My code flow looks like the following
cudaMemcpy( dst, src, size, cudaMemcpyDeviceToDevice );
cudaDeviceSynchronize();
KernelCall
The above flow doesn’t work all the time and fails almost for 50% of calls giving incorrect values in the device pointer causing my cuda kernel to fail.
However, when I add a sleep between cudaMemcpy and kernel call, it works fine all the time.
cudaMemcpy( dst, src, size, cudaMemcpyDeviceToDevice );
usleep(200000); // sleep for 0.2 seconds.
KernelCall
the dst and src are arrays if int32_t of size 117,000,000.

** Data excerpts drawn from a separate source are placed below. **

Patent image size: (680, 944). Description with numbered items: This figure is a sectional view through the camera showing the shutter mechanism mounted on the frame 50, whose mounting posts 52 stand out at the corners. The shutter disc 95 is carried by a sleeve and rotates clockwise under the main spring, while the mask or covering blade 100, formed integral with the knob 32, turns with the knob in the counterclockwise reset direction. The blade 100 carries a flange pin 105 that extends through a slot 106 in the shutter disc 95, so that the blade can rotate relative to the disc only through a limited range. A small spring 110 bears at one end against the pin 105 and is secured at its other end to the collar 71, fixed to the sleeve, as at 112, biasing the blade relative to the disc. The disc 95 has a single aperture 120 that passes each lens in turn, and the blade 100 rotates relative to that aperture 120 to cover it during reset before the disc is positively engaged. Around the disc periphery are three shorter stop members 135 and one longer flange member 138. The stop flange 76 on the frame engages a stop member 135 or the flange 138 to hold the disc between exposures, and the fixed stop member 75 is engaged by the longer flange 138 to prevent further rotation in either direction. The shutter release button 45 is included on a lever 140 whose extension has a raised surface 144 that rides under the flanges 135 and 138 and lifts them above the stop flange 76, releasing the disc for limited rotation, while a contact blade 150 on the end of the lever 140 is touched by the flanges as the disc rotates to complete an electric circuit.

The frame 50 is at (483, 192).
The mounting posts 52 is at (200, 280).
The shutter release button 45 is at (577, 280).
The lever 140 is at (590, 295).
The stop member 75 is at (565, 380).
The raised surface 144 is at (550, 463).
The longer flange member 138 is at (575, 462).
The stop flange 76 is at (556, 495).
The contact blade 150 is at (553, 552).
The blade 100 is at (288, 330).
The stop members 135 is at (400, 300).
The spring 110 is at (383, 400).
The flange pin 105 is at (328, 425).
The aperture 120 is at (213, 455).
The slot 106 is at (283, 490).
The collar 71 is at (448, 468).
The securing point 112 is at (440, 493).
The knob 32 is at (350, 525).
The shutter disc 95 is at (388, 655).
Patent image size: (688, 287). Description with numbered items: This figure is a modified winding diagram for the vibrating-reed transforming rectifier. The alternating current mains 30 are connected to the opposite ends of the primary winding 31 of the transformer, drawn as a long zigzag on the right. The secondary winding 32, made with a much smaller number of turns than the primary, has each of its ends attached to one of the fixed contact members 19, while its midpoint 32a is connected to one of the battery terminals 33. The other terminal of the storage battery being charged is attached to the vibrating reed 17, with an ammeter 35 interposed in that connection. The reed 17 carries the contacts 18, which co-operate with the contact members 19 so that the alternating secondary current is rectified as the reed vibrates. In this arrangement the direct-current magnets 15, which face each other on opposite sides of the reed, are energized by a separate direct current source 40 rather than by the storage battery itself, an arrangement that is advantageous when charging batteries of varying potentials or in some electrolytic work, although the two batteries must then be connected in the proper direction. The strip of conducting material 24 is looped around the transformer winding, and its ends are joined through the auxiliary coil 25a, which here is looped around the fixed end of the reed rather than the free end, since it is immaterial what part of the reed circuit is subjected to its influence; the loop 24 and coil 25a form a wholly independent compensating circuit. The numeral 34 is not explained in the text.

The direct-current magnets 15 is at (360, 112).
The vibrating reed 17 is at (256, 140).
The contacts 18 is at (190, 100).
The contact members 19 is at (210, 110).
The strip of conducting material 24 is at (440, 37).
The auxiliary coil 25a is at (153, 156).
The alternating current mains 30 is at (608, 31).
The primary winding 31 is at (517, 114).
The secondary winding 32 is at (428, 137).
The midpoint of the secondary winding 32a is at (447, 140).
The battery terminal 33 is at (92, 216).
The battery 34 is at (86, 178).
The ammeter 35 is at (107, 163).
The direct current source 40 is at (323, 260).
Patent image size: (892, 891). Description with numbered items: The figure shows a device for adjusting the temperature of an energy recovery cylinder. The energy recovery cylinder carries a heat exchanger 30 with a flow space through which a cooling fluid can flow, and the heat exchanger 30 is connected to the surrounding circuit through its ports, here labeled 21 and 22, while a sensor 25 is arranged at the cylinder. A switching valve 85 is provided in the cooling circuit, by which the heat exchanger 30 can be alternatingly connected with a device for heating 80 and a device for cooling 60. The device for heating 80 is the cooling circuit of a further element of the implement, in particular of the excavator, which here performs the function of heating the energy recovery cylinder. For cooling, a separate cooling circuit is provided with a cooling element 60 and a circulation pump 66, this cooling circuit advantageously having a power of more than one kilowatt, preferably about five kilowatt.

The GPU where this program fails is NVIDIA Tesla P40.
The same program works fine without usleep or cudaDeviceSynchronize when using NVIDIA GeForce GTX 1080 so it seems to be device specific but there can be other factors involved.
I did make sure the driver versions were same on both GPUs
I’m not sure why cudaDeviceSynchronize doesn’t work but usleep() works.
Also, whenever the program fails, I see the same value “1016296637” stored in all the locations on the device side.
Is is possible that cudaDeviceSynchronize doesn’t make CPU wait for the cudaMemcpy to finish?